A host of other celebrities have sought to transport some of the world’s most famous holes onto their properties. Dubbed “the world’s greatest backyard” by the Wall Street Journal in 2012, American golf coach and former NASA employee Dave Pelz’s garden in Austin, Texas, is a short game paradise. The two-and-a-half-acre site, sculpted by SYNLawn, boasts replicas of the 17th holes at Pebble Beach and TPC Sawgrass (“the island hole”), as well as Augusta National’s legendary par-three 12th.

Copies of the latter two also feature at Welsh football icon Gareth Bale’s property in Glamorgan, South Wales. The former Real Madrid star — long renowned for his golfing prowess — also has a replica of Royal Troon’s “postage stamp” 8th hole. The three-hole circuit was built by UK-based Southwest Greens Construction.

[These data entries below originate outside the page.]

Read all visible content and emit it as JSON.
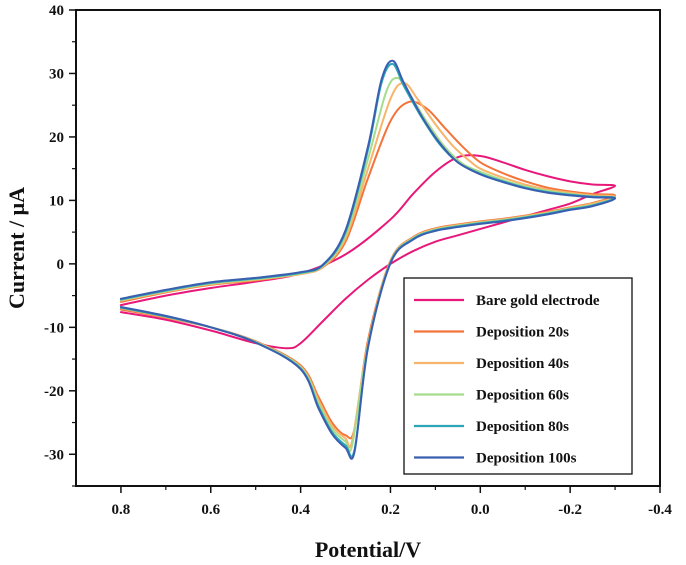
{
  "chart_data": {
    "type": "line",
    "xlabel": "Potential/V",
    "ylabel": "Current / μA",
    "xlim": [
      0.9,
      -0.4
    ],
    "ylim": [
      -35,
      40
    ],
    "x_reversed": true,
    "x_ticks": [
      0.8,
      0.6,
      0.4,
      0.2,
      0.0,
      -0.2,
      -0.4
    ],
    "x_tick_labels": [
      "0.8",
      "0.6",
      "0.4",
      "0.2",
      "0.0",
      "-0.2",
      "-0.4"
    ],
    "y_ticks": [
      -30,
      -20,
      -10,
      0,
      10,
      20,
      30,
      40
    ],
    "y_tick_labels": [
      "-30",
      "-20",
      "-10",
      "0",
      "10",
      "20",
      "30",
      "40"
    ],
    "grid": false,
    "legend_position": "bottom-right",
    "series": [
      {
        "name": "Bare gold electrode",
        "color": "#e8187a",
        "x": [
          0.8,
          0.7,
          0.6,
          0.5,
          0.4,
          0.3,
          0.2,
          0.15,
          0.1,
          0.05,
          0.0,
          -0.05,
          -0.1,
          -0.15,
          -0.2,
          -0.25,
          -0.3,
          -0.25,
          -0.2,
          -0.15,
          -0.1,
          -0.05,
          0.0,
          0.05,
          0.1,
          0.15,
          0.2,
          0.25,
          0.3,
          0.35,
          0.4,
          0.43,
          0.5,
          0.6,
          0.7,
          0.8
        ],
        "y": [
          -6.5,
          -5.0,
          -3.8,
          -2.8,
          -1.5,
          1.5,
          7.0,
          11.0,
          14.5,
          16.8,
          17.0,
          16.0,
          14.8,
          13.8,
          13.0,
          12.5,
          12.3,
          11.0,
          9.5,
          8.5,
          7.5,
          6.5,
          5.5,
          4.5,
          3.5,
          2.0,
          0.0,
          -2.5,
          -5.5,
          -9.0,
          -12.5,
          -13.3,
          -12.5,
          -10.5,
          -8.8,
          -7.6
        ]
      },
      {
        "name": "Deposition 20s",
        "color": "#f4733a",
        "x": [
          0.8,
          0.7,
          0.6,
          0.5,
          0.4,
          0.35,
          0.3,
          0.25,
          0.2,
          0.16,
          0.12,
          0.08,
          0.04,
          0.0,
          -0.05,
          -0.1,
          -0.15,
          -0.2,
          -0.25,
          -0.3,
          -0.25,
          -0.2,
          -0.15,
          -0.1,
          -0.05,
          0.0,
          0.05,
          0.1,
          0.15,
          0.2,
          0.25,
          0.28,
          0.3,
          0.33,
          0.36,
          0.4,
          0.5,
          0.6,
          0.7,
          0.8
        ],
        "y": [
          -6.0,
          -4.5,
          -3.3,
          -2.6,
          -1.6,
          -0.5,
          3.5,
          13.5,
          22.5,
          25.5,
          24.5,
          21.5,
          18.5,
          16.0,
          14.3,
          13.0,
          12.0,
          11.4,
          11.0,
          10.8,
          9.6,
          8.9,
          8.2,
          7.6,
          7.1,
          6.7,
          6.2,
          5.6,
          4.2,
          0.5,
          -12.0,
          -26.0,
          -27.0,
          -25.0,
          -21.0,
          -16.0,
          -12.2,
          -10.0,
          -8.5,
          -7.2
        ]
      },
      {
        "name": "Deposition 40s",
        "color": "#f7b46a",
        "x": [
          0.8,
          0.7,
          0.6,
          0.5,
          0.4,
          0.35,
          0.3,
          0.25,
          0.2,
          0.17,
          0.14,
          0.1,
          0.06,
          0.02,
          0.0,
          -0.05,
          -0.1,
          -0.15,
          -0.2,
          -0.25,
          -0.3,
          -0.25,
          -0.2,
          -0.15,
          -0.1,
          -0.05,
          0.0,
          0.05,
          0.1,
          0.15,
          0.2,
          0.25,
          0.285,
          0.3,
          0.33,
          0.36,
          0.4,
          0.5,
          0.6,
          0.7,
          0.8
        ],
        "y": [
          -5.8,
          -4.4,
          -3.2,
          -2.5,
          -1.6,
          -0.4,
          4.0,
          15.0,
          26.0,
          28.5,
          26.0,
          22.0,
          18.5,
          16.0,
          15.0,
          13.6,
          12.5,
          11.7,
          11.2,
          10.8,
          10.6,
          9.5,
          8.8,
          8.1,
          7.5,
          7.0,
          6.6,
          6.1,
          5.5,
          4.1,
          0.4,
          -12.5,
          -27.8,
          -27.5,
          -25.5,
          -21.5,
          -16.2,
          -12.3,
          -10.0,
          -8.4,
          -7.0
        ]
      },
      {
        "name": "Deposition 60s",
        "color": "#a6dc8c",
        "x": [
          0.8,
          0.7,
          0.6,
          0.5,
          0.4,
          0.35,
          0.3,
          0.25,
          0.21,
          0.185,
          0.16,
          0.12,
          0.08,
          0.04,
          0.0,
          -0.05,
          -0.1,
          -0.15,
          -0.2,
          -0.25,
          -0.3,
          -0.25,
          -0.2,
          -0.15,
          -0.1,
          -0.05,
          0.0,
          0.05,
          0.1,
          0.15,
          0.2,
          0.25,
          0.285,
          0.3,
          0.33,
          0.36,
          0.4,
          0.5,
          0.6,
          0.7,
          0.8
        ],
        "y": [
          -5.7,
          -4.3,
          -3.1,
          -2.4,
          -1.5,
          -0.3,
          4.5,
          16.5,
          27.0,
          29.3,
          27.0,
          22.5,
          18.5,
          15.8,
          14.5,
          13.2,
          12.2,
          11.5,
          11.0,
          10.6,
          10.4,
          9.3,
          8.7,
          8.0,
          7.4,
          6.9,
          6.5,
          6.0,
          5.4,
          4.0,
          0.3,
          -12.8,
          -28.5,
          -28.0,
          -26.0,
          -22.0,
          -16.3,
          -12.3,
          -10.0,
          -8.3,
          -6.9
        ]
      },
      {
        "name": "Deposition 80s",
        "color": "#2ba6b8",
        "x": [
          0.8,
          0.7,
          0.6,
          0.5,
          0.4,
          0.35,
          0.3,
          0.25,
          0.22,
          0.195,
          0.17,
          0.13,
          0.09,
          0.05,
          0.0,
          -0.05,
          -0.1,
          -0.15,
          -0.2,
          -0.25,
          -0.3,
          -0.25,
          -0.2,
          -0.15,
          -0.1,
          -0.05,
          0.0,
          0.05,
          0.1,
          0.15,
          0.2,
          0.25,
          0.28,
          0.3,
          0.33,
          0.36,
          0.4,
          0.5,
          0.6,
          0.7,
          0.8
        ],
        "y": [
          -5.6,
          -4.2,
          -3.0,
          -2.3,
          -1.4,
          -0.2,
          5.0,
          18.0,
          28.5,
          31.5,
          28.0,
          23.0,
          18.8,
          16.0,
          14.2,
          13.0,
          12.0,
          11.3,
          10.9,
          10.6,
          10.4,
          9.2,
          8.6,
          7.9,
          7.3,
          6.8,
          6.4,
          5.9,
          5.3,
          3.9,
          0.2,
          -13.0,
          -29.3,
          -28.6,
          -26.5,
          -22.5,
          -16.5,
          -12.4,
          -10.0,
          -8.3,
          -6.9
        ]
      },
      {
        "name": "Deposition 100s",
        "color": "#3a5fb0",
        "x": [
          0.8,
          0.7,
          0.6,
          0.5,
          0.4,
          0.35,
          0.3,
          0.25,
          0.22,
          0.195,
          0.17,
          0.13,
          0.09,
          0.05,
          0.0,
          -0.05,
          -0.1,
          -0.15,
          -0.2,
          -0.25,
          -0.3,
          -0.25,
          -0.2,
          -0.15,
          -0.1,
          -0.05,
          0.0,
          0.05,
          0.1,
          0.15,
          0.2,
          0.25,
          0.28,
          0.3,
          0.33,
          0.36,
          0.4,
          0.5,
          0.6,
          0.7,
          0.8
        ],
        "y": [
          -5.5,
          -4.1,
          -2.9,
          -2.2,
          -1.3,
          -0.1,
          5.3,
          18.5,
          29.0,
          32.0,
          28.5,
          23.2,
          19.0,
          16.0,
          14.1,
          12.9,
          11.9,
          11.2,
          10.8,
          10.5,
          10.3,
          9.1,
          8.5,
          7.8,
          7.2,
          6.7,
          6.3,
          5.8,
          5.2,
          3.8,
          0.1,
          -13.2,
          -29.6,
          -29.0,
          -26.8,
          -22.8,
          -16.6,
          -12.4,
          -10.0,
          -8.2,
          -6.8
        ]
      }
    ]
  }
}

Unsurprisingly, arguably the most high-profile golfer of them all also has his own practice retreat. Tiger Woods partnered with his own TGR Design firm to oversee construction of a 3.5-acre backyard practice facility when he moved into a mansion in Jupiter Island, Florida, in 2010, fit with four greens and an array of bunkers.

Yet for Nappi, perhaps his fondest project was for a buyer without celebrity status: a 63-yard garden par three for an amateur golfer in South Dakota. A month after construction, the client won his local club tournament on a closest-to-the-hole competition following a tie.

The shot distance? Just shy of 63 yards.

“He had hit hundreds of balls [in his garden] and just said, ‘I had it down,’” Nappi recalled.

“It gave me goosebumps to know that through the repetition of the swing, he made that shot from that distance. That’s pretty awesome.”